As many of us know already, Canon has a good reputation for video. The 5D Mark II was the camera that launched a thousand film makers and they have heavily invested in the C300 for film makers. The 5D Mark III continues in the tradition of outstanding video quality from a DSLR. The main issue about the new 5D Mark III is that there is no clean HDMI output, which is really annoying. There are few changes to video, obviously the cleaner image at high ISO is welcomed and the inclusion of a headphone jack is nice. Basically though, it is made up of small improvements over the video on the 5D Mark II.
The 6D has identical video modes as the 5D Mark III and will be bought in large numbers by those who are purely using their DSLR for video. Important thing to take a note is that it does not have the headphone jack or audio input found on the 5D Mark III – the way around this is to record your sound separately using i.e. Zoom H4n.
The main advantage of both cameras comparing them to 7D is much much better video performance in low light.
For a camera that is aimed at sports and wildlife photographers it seems strange that the 7D does not feature weather sealing on the camera. Make sure that if you are planning to use it in less favourable conditions you use a camera cover.
(CORRECTION 8/12/2012 @ 21:43 – confirmed by a photographer Roger M Richards, 7D is weather sealed even more than the 5D MK 2. Canon redesigned the 5D MK 3 to the same specs as the 7D. The flash port on the 7D has gaskets to keep moisture and dust out – thanks Rog).
The lack of USB 3.0 in the newer models shown here is something of an oversight by Canon. Everything else is pretty much standard apart from on the 6D.
The 6D has the inclusion of WiFi and GPS built into the body. This is a first for Canon and a feature that will interest many, especially as with the addition of your smartphone you can have full remote control over the camera including live view.

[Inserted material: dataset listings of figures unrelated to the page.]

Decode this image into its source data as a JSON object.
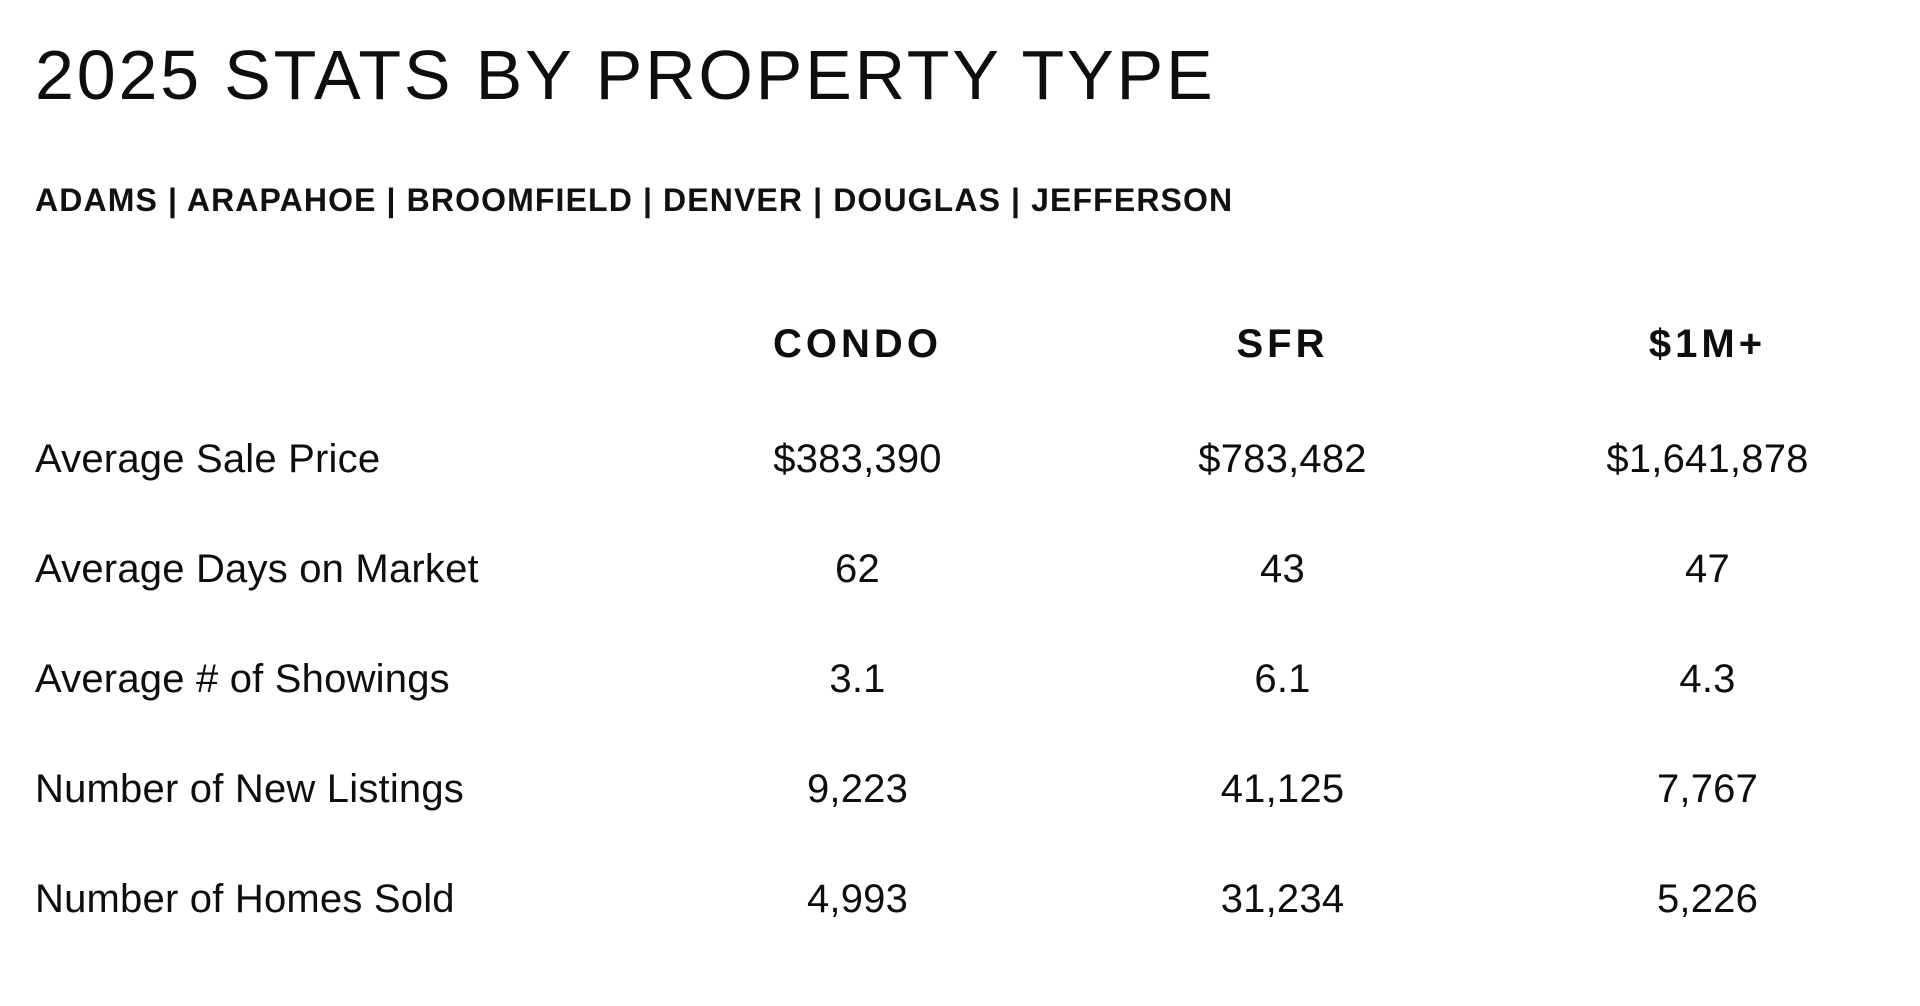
{
  "header": {
    "title": "2025 STATS BY PROPERTY TYPE",
    "counties": "ADAMS | ARAPAHOE | BROOMFIELD | DENVER | DOUGLAS | JEFFERSON"
  },
  "colors": {
    "background": "#ffffff",
    "text": "#0e0e0e"
  },
  "chart_data": {
    "type": "table",
    "title": "2025 STATS BY PROPERTY TYPE",
    "subtitle": "ADAMS | ARAPAHOE | BROOMFIELD | DENVER | DOUGLAS | JEFFERSON",
    "columns": [
      "CONDO",
      "SFR",
      "$1M+"
    ],
    "rows": [
      {
        "label": "Average Sale Price",
        "values": [
          "$383,390",
          "$783,482",
          "$1,641,878"
        ]
      },
      {
        "label": "Average Days on Market",
        "values": [
          "62",
          "43",
          "47"
        ]
      },
      {
        "label": "Average # of Showings",
        "values": [
          "3.1",
          "6.1",
          "4.3"
        ]
      },
      {
        "label": "Number of New Listings",
        "values": [
          "9,223",
          "41,125",
          "7,767"
        ]
      },
      {
        "label": "Number of Homes Sold",
        "values": [
          "4,993",
          "31,234",
          "5,226"
        ]
      }
    ],
    "numeric": {
      "average_sale_price": {
        "CONDO": 383390,
        "SFR": 783482,
        "$1M+": 1641878
      },
      "average_days_on_market": {
        "CONDO": 62,
        "SFR": 43,
        "$1M+": 47
      },
      "average_showings": {
        "CONDO": 3.1,
        "SFR": 6.1,
        "$1M+": 4.3
      },
      "new_listings": {
        "CONDO": 9223,
        "SFR": 41125,
        "$1M+": 7767
      },
      "homes_sold": {
        "CONDO": 4993,
        "SFR": 31234,
        "$1M+": 5226
      }
    }
  }
}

When it comes to weight of all these cameras, 6D is the lightest edition on the market. This can be very beneficial if you are planning on rigging the camera, using i.e. 24-105 f4, same setup on 5Dmk3 will add 500g extra. For me, this is not an issue but for some it might, I’d rather have a camera that performs extremely well and handles great than worry about weight 🙂
Hopefully what you have read above and have seen some direct comparisons between all these cameras, the question now is really which camera to invest into?
Don’t get me wrong, I think 7D is a great camera for wildlife or sports photographers on a budget and it offers a great image quality, as well as good autofocus system. It is a good upgrade from models lower down the Canon range. You will also benefit from the extra reach that the 1.6 crop offers as well as the benefit that it will take any EF-S lenses you may already have in your collection. The only downside to the 7D in this test is it cannot compete in terms of high ISO with the other two cameras on this comparison which of course I knew before putting this together but was good to see the differences I hope you’ll agree.
The newly released Canon 6D is aimed at those who want to make the jump to full frame and at the same time save money. The image quality is very good and it competes in most respects with the Nikon D600 although the D600 does benefit from a slightly better autofocus system and a higher fps burst rate.
It would be simple to say that it is the 5D Mark II replacement. Well it is aiming for the market that was dominated by that camera and it does it well, even beating out the 5D Mark II in some respects. The addition of built in GPS and Wi-Fi is a first for Canon and the remote control via Smartphone feature is certainly a very nice addition. Also if weight is an issue then it is the lightest full frame DSLR currently available.
The 5D Mark III is a great camera. It outperforms the 5D Mark II in every area but unfortunately this also includes price. It is very much a worthwhile upgrade from the Mark 2 simply on the new autofocus system alone. Add to this higher fps and a stop advantage in high ISO images and it is a simple decision. To put it simply the 5D Mark III is a stunning camera. If you are a Canon shooter and can afford it, this is the camera you should buy.